Infrared absorption spectrum (liquid film) ν _nax cm ^-1 : 1742 Nuclear magnetic resonance spectrum (CDCl ₃ ) δppm: 5.63 (2H, multiplet) Reference example 14 3α-(2'-tetrahydropyranyloxy)-
4β-[3′β-(2″-tetrahydropyranyloxy)-4′-phenoxy-1′-butenyl]-7
-Oxobicyclo[3.3.0]octane 3α-hydroxy-4β-(3′β-hydroxy-4′-phenoxy-1′-butenyl)-7-oxobicyclo[3.3.0]octane (220 mg) was used for reference. Reaction and treatment with dihydropyran in the same manner as in Example 13 yields the target compound in the form of an oil.

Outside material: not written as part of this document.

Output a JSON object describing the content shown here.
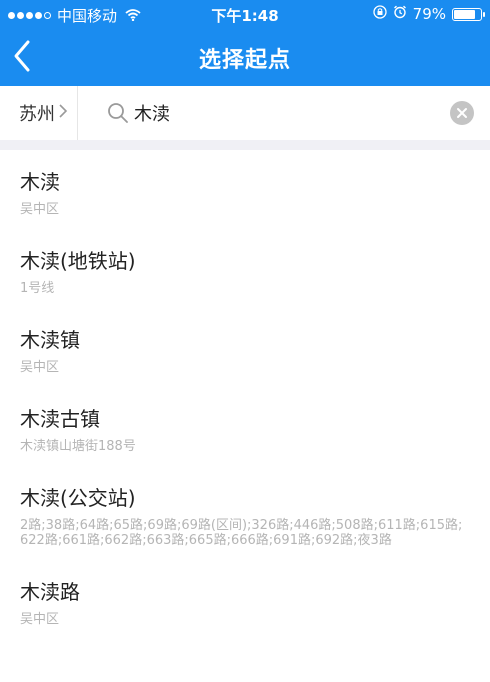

Infrared absorption spectrum (liquid film) ν _nax cm ^-1 : 1742 Nuclear magnetic resonance spectrum (CDCl ₃ ) δppm: 5.63 (2H, multiplet)

Claims (1)

[Claims] 1. General formula (In the formula, R ¹ is a hydrogen atom or has 1 to 5 carbon atoms.
, and n represents an integer of 1 to 5. ) and its pharmacologically acceptable salts. 2 General formula (In the formula ^, R ^{4 represents} a protecting _{group for the} hydroxyl group.) , M represents an alkali metal atom, and n is 1
Indicates an integer from 5 to 5. ) and then converted to the free acid by treatment with acid and optionally esterified to give the general formula (In the formula, R ⁴ and n have the same meanings as described above, and R ⁶ represents a hydrogen atom or an alkyl group having 1 to 5 carbon atoms.) The general formula is characterized by removing the protecting group of and optionally hydrolyzing the ester derivative. (In the formula, R ¹ is a hydrogen atom or has 1 to 5 carbon atoms.
represents an alkyl group having the same meaning as described above. ) and a method for producing a prostacyclin analog compound and a pharmacologically acceptable salt thereof.